Víctor Heredia (born 24 January 1947, in Buenos Aires) is an Argentine singer songwriter.

Biography
He was born in the neighborhood of Monserrat, in the city of Buenos Aires, though he grew up in Paso del Rey, a city in the Moreno area of Greater Buenos Aires. His paternal family is of French origin, whereas his maternal grandmother was of Capayán indigenous origin, born in the Calchaquí Valleys, in the province of Catamarca. When he was young, he won the newcomer's prize in the Cosquín Festival.
Many of his songs address what he sees as the social problems in Latin American and various human rights issues. In 1972 the singer turned into the first Argentine entrant in the first edition of the OTI Festival which was held in Madrid. His song "Sabes que estamos aquí América (You know we are here America) ended last in a tie with other four entrants, his talent didn't go unnoticed. He has recorded with various artists, such as Joan Manuel Serrat, Mercedes Sosa, León Gieco, Milton Nascimento, el Cuarteto Zupay [the Zupay Quartet], Silvio Rodríguez, and Pablo Milanés, amongst others.

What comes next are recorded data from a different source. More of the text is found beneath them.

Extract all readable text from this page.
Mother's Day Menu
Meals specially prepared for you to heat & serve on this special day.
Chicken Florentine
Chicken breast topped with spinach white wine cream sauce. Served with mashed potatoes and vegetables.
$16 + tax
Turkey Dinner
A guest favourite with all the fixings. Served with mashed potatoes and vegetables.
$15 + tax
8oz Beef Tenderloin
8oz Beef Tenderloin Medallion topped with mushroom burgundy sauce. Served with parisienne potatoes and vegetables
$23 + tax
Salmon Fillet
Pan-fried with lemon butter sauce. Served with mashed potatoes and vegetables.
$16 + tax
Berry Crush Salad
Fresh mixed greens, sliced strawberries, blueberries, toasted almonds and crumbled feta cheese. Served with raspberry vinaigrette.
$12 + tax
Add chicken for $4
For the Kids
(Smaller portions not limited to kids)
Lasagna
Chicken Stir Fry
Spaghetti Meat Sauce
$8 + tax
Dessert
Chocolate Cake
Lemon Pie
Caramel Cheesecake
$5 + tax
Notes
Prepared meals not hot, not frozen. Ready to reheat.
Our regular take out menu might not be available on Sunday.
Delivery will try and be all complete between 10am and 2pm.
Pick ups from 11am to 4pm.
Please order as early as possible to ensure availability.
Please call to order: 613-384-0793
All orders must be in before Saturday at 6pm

He was banned during the military Argentine dictatorship, which started in 1976. This dictatorship left an estimated 30,000 (7,000 documented and identified by name <https://web.archive.org/web/20170329045510/http://www.jus.gob.ar/derechoshumanos/areas-tematicas/ruvte.aspx> ) missing persons including his sister, Maria Cristina. Heredia collaborates closely with organizations that denounce the crimes of the dictatorship, such as the Mothers of the Plaza de Mayo and the Grandmothers of the Plaza de Mayo, and also with organizations of indigenous peoples.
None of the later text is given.